Une décision de la Cour de cassation qui rebat les cartes de l'assurance habitation
La Cour de cassation a confirmé le 2 avril 2026 qu'un contrat d'assurance habitation comportant la mention exigeant la fermeture des ouvertures peut conduire à l'exclusion de l'indemnisation en cas de vol si cette condition n'est pas respectée. La jurisprudence se fonde sur la qualification juridique de la clause comme condition de garantie plutôt que comme clause d'exclusion implicite.
Le dossier, né à l'été 2017 à La Seyne-sur-Mer, oppose un couple victime d'un cambriolage et son assureur. Des voleurs sont entrés par une porte-fenêtre restée entrebâillée, ont emporté des clés et les deux véhicules du ménage, causant un préjudice de 30 000 €. Après neuf années de procédure, la Cour a autorisé l'assureur à refuser le versement de l'indemnité.
Pourquoi l'assureur a-t-il pu refuser de payer ?

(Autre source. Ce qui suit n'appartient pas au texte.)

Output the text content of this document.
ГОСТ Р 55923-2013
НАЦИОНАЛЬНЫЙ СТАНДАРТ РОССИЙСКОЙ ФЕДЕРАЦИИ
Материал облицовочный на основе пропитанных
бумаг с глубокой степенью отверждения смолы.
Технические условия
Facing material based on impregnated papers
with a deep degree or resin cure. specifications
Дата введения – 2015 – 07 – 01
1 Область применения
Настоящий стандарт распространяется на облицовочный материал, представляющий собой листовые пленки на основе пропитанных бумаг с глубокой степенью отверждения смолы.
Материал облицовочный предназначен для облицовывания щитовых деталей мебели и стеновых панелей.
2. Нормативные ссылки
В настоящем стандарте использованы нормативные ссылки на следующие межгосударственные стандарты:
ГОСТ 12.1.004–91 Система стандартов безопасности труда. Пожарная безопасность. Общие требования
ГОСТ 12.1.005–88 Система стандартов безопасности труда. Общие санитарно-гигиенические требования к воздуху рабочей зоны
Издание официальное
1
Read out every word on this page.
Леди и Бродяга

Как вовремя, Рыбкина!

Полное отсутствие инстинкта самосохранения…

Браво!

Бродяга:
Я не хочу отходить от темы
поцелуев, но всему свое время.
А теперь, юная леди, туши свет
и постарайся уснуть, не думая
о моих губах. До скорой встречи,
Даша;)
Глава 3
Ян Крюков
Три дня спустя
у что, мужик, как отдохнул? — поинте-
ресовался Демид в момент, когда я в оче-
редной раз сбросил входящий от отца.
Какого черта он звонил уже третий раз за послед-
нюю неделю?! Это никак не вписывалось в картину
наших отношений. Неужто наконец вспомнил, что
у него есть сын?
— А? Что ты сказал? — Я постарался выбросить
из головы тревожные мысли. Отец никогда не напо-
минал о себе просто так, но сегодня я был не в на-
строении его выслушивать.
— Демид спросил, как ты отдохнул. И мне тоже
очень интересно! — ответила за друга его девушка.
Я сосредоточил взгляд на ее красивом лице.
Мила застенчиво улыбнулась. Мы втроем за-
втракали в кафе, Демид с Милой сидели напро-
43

Le litige a porté sur la rédaction d'une clause contractuelle exigeant que « toutes les ouvertures doivent être fermées en cas d'absence ». Le tribunal de Toulon avait initialement condamné l'assureur à indemniser le sinistre, estimant que l'exclusion devait être formulée de manière très claire pour être opposable à l'assuré. Les juges d'appel à Aix-en-Provence, puis la Cour de cassation, ont au contraire retenu qu'il s'agissait d'une condition de garantie que l'assuré devait satisfaire pour bénéficier de la couverture vol.
La question technique a ensuite porté sur la notion d'effraction. L'article 132-73 du Code pénal définit l'effraction par le forcement ou la dégradation d'un dispositif de fermeture. Si le cambrioleur passe par une fenêtre déjà ouverte ou un volet entrouvert, il n'y a pas à proprement parler de forcement et, juridiquement, pas d'effraction — ce qui prive alors l'assuré de la couverture « vol » prévue par son contrat.
« toutes les ouvertures doivent être fermées en cas d'absence »
Conséquences pratiques pour les assurés et les contrats
Concrètement, la décision invite les assurés à vérifier les contraintes rédactionnelles de leurs polices : une simple mention sur les conditions de garantie suffit désormais à engager l'absence d'indemnisation si elle n'est pas respectée. Dans un contexte où la France a compté plus de 212 000 cambriolages de logements en 2025 selon le Service statistique, la portée de la décision est significative.
- Vérifier les clauses : relire la partie « obligations » ou « exclusions » du contrat concernant la fermeture des ouvertures.
- Documenter son absence : prendre des photos, confier des clés à un tiers ou activer des dispositifs de surveillance peut servir en cas de litige.
- Comparer les offres : certains assureurs précisent mieux les obligations ou proposent des garanties « sérénité » moins strictes.
Un signal aux assureurs et aux consommateurs
La décision illustre la portée d'une rédaction contractuelle précise : elle donne aux compagnies d'assurance la possibilité de se prévaloir d'une condition de garantie non respectée, même lorsque l'absence d'effraction matérielle est évidente. Pour les consommateurs, cela signifie qu'un geste perçu comme anodin — laisser un volet légèrement ouvert pour aérer — peut suffire à compromettre une indemnisation après un vol.
| Élément | Fait |
|---|---|
| Origine du sinistre | La Seyne-sur-Mer, été 2017 |
| Montant du préjudice | 30 000 € |
| Année de la décision finale | 2 avril 2026 |
| Référence pénale utilisée | Article 132-73 du Code pénal |
| Statistique de contexte | Plus de 212 000 cambriolages en 2025 |
Les assurés doivent donc être vigilants : au-delà de la prévention, la connaissance précise des obligations contractuelles apparaît désormais comme un élément clé pour préserver une indemnisation en cas de sinistre.